William Daniel Cady, 26, was convicted last month of gross vehicular manslaughter while intoxicated and DUI, but acquitted of second-degree murder.
Deputy District Attorney Makenzie Harvey said Cady was warned three years before the Jan. 10, 2014, crash about the dangers of alcohol. Superior Court Judge Melinda Lasater told the defendant in 2011 to abstain from alcohol following a vandalism conviction in which he punched through a wall, she said.
Cady's blood-alcohol content was somewhere between .10 and .18 percent at the time of the crash, which happened about 11:15 p.m., Harvey said.
She said he also crashed a Mustang sometime prior to the deadly collision, and it was a miracle that no one was hurt or killed then.

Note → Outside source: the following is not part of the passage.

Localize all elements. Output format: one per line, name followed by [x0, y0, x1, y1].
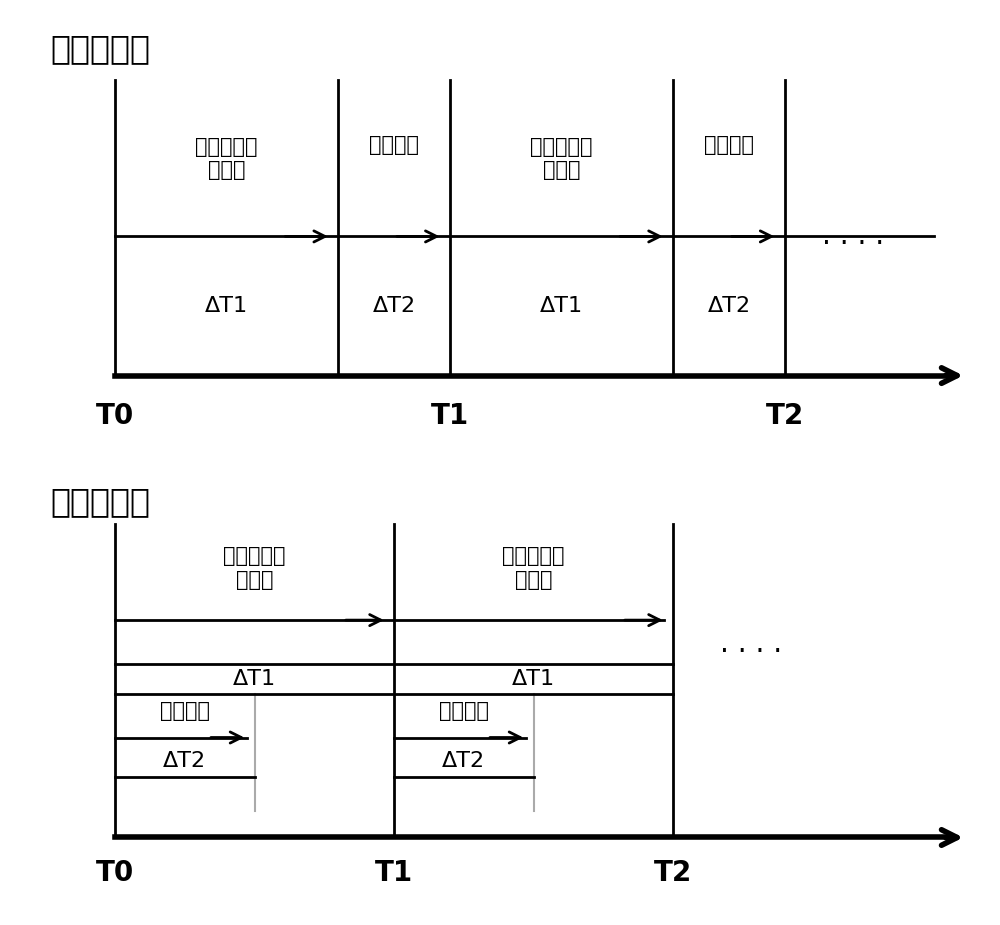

The earlier crash should have provided the defendant with a ``heightened notice'' that his actions were dangerous, she said.
“This wasn't an accident,'' Harvey told Superior Court Judge Louis Hanoian, who presided over Cady's trial and sentencing.
Defense attorney Rafael Acosta told the judge that his client, who did not make a statement, was willing to take responsibility early in the proceedings, but prosecutors insisted on going to trial on three murder counts.
Everyone in the car had been drinking that night and shared responsibility for the results of the crash, he said.
The judge, however, said the defendant assumed full responsibility for everyone in the vehicle as soon as he put it in motion.
“Mr. Cady, when you look around this courtroom, you'll see six devastated families -- yours included,'' Hanoian said.
He also ordered a combined nearly $6,200 in restitution to the families of two victims. Restitution for two other families will be decided later, the judge said.
One of Cady's passengers, Trevor Rodgers, testified that Cady was going too fast and sped up and laughed when all five passengers asked him to slow down just before he lost control of his SUV while going an estimated 87-97 mph on the transition ramp from northbound Interstate 805 to westbound state Route 52.
“He laughed maniacally, psychotically -- that's the way it was described,'' Harvey said.
The prosecutor said the SUV flipped at least five times, and four passengers were ejected from the vehicle.
Taylor Bednarski, 29, and Shon Gilliam, 23, died at the scene. A third passenger, 35-year-old Jeffery Becker of Kern County, died in the crumpled SUV.
“I know the truth. You murdered my son and two others and you laughed while you did it," said Sileen Bednarski, Taylor's mother. "They lived their last moments in fear and terror -- for that, I will never forgive you as long as I live.”
Cady and his five companions were drinking at one of their homes, then at the Sky Box sports bar in Clairemont, in the hours before the crash.
After leaving Sky Box, one of the men bought whisky at a grocery store, then the group made its way to a second bar and was kicked out of that establishment for being too rowdy, according to testimony.
A bartender testified that the group of men were ``all visibly wasted'' an hour before the accident. Camilly Berardi said she offered to call a cab or car service to take Cady and his five friends home because she didn't want them on the road.
“He chose to drive while intoxicated and worse than that, he chose to drive his friends. He played god that night. I pray that he never puts another family through what he has put all of us through," said Wendy Lauck, Becker's girlfriend.